Master's in Finance or Economics

Pursuing a master's degree in finance means taking a deep dive into topics such as investment analysis, corporate finance, forecasting, and risk analysis. In an economics master's program, students can expect to take on microeconomics, macroeconomics, and econometrics. These more focused programs tend to attract students who are particularly strong in quantitative analysis and critical thinking.

Specialized programs do have some significant advantages compared to MBAs. For starters, graduates develop specific skill sets. That can make them more attractive to employers looking for experts in a particular field or subject.

The cost of obtaining an advanced degree in economics or finance varies depending on the educational institution. However, it is generally much lower than the price of an MBA. The National Center for Education Statistics estimates "that graduate degrees cost anywhere from $10,000 to 25,000 and up per year. Public institutions typically cost less than private schools."

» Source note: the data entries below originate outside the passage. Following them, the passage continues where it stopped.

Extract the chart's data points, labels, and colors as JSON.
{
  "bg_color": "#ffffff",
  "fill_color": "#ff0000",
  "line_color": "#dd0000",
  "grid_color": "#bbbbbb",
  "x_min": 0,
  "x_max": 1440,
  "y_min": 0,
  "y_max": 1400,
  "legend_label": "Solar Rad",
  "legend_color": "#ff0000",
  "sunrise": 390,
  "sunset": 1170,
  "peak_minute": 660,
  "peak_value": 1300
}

On the other hand, classes in economics and finance often require taking extensive prerequisites in mathematics. For example, graduate-level economics students usually must take courses in differential calculus, integral calculus, and statistics before being admitted to the program. Furthermore, top universities prefer applicants who complete classes in linear algebra, multivariate calculus, and real analysis.

Many finance graduates go on to work at major corporations, global banks, and mutual fund companies. Economics majors often work in the private sector. However, many also enter academia or go into research roles after receiving a master's degree.

Special Considerations


If you plan on working in the realm of investments, there’s something else you might want to consider when choosing a graduate program. Many of the professionals in this field go on to earn the chartered financial analyst (CFA) credential. CFAs must demonstrate competence in areas such as accounting, ethics, money management, and securities analysis.

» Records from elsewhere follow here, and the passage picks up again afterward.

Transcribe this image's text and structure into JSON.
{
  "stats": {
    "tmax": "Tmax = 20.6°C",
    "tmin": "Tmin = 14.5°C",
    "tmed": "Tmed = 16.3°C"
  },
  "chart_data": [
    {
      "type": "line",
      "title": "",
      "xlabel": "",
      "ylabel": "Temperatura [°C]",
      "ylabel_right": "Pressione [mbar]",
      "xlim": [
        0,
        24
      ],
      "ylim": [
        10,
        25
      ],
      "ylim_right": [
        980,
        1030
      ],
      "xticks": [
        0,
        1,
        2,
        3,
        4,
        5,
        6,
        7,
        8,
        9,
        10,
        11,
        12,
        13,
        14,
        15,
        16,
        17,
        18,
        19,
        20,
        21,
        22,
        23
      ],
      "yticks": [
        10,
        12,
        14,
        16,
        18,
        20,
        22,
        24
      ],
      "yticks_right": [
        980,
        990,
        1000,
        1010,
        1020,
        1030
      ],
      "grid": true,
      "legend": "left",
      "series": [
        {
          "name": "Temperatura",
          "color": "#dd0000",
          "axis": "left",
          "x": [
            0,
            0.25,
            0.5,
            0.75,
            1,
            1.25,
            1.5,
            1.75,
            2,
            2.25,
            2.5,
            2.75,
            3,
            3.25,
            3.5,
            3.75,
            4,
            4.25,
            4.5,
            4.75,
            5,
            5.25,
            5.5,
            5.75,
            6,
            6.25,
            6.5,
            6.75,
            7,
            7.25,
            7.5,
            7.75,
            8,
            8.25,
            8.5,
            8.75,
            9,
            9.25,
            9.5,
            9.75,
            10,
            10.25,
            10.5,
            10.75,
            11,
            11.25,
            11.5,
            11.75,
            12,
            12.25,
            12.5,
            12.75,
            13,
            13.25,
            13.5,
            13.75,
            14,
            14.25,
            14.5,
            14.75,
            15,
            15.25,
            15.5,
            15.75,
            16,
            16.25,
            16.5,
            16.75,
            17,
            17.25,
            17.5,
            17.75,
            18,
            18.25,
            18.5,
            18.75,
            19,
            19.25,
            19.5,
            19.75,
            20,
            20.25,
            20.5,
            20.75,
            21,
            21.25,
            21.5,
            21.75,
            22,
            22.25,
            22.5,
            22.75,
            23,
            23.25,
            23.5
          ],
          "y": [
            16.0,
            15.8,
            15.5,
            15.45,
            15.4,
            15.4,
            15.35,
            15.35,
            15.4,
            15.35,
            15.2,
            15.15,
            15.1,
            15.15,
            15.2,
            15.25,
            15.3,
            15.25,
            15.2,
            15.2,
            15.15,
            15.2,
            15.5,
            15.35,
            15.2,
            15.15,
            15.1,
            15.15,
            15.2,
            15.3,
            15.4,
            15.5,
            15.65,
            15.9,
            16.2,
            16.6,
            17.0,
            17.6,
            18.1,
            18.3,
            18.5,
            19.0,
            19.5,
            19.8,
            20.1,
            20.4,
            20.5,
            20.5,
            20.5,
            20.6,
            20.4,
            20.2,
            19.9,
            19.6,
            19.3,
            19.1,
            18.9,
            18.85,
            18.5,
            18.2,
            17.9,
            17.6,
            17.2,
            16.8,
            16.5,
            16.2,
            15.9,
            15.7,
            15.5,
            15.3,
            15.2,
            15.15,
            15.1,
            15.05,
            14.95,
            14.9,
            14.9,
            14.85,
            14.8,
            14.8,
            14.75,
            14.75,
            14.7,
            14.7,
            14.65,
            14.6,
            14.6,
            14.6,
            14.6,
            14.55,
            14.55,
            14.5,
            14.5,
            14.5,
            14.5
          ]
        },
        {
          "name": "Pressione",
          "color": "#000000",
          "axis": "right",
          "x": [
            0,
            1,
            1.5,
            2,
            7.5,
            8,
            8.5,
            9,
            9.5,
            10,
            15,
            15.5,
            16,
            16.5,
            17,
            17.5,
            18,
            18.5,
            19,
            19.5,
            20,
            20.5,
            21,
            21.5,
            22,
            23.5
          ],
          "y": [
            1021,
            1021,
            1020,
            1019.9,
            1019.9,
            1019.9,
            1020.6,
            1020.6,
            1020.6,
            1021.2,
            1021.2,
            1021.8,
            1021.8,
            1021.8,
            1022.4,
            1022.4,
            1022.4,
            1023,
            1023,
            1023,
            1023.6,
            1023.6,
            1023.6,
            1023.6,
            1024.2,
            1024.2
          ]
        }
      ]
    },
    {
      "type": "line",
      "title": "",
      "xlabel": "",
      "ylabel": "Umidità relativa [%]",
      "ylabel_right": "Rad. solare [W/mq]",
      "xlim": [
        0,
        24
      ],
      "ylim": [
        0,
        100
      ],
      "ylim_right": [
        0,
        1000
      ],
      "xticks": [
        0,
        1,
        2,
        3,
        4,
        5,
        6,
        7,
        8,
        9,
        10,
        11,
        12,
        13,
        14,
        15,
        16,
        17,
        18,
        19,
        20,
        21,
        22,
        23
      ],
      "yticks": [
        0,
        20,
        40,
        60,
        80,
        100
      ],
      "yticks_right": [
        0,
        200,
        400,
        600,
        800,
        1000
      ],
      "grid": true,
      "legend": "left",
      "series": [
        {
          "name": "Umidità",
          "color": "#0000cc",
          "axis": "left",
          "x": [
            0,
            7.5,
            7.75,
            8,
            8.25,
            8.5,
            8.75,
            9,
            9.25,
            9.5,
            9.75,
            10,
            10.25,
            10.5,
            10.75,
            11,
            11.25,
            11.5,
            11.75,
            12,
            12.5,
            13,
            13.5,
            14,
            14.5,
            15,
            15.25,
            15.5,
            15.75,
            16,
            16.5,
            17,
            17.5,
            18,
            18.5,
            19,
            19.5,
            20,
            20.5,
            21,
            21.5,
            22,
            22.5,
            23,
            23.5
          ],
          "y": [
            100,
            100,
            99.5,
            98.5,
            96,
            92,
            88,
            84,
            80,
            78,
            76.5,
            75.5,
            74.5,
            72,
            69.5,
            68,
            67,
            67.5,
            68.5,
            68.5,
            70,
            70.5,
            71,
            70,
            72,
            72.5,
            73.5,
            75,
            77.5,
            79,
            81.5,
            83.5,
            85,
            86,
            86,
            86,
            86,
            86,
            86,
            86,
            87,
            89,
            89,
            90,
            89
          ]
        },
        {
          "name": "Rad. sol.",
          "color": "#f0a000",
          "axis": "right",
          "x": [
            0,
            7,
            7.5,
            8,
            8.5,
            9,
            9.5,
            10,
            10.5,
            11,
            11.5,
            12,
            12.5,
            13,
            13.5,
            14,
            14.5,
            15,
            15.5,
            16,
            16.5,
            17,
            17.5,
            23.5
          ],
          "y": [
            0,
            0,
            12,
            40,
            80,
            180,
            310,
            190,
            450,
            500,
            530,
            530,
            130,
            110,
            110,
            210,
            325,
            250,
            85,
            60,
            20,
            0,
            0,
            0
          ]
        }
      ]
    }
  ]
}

Some MBA programs help prepare you for a CFA designation, especially those with concentrations in finance.

Finance professionals can make their road a bit smoother by choosing a master’s program that incorporates much of the content for the CFA exam. That reduces the amount of preparation they’ll have to do later. A list of graduate programs recognized by the CFA Institute is available on the organization’s website. Many of the programs affiliated with the CFA Institute are aimed toward a master's degree in finance.

Work Experience

According to the Graduate Management Admission Council, employers see employment history, not just a graduate-level diploma, as a key driver of future success. Even if you obtain a specialized degree, companies are likely to look for some relevant work experience. It often pays to work for at least a couple years after earning an undergraduate degree, rather than rushing headlong into a graduate program.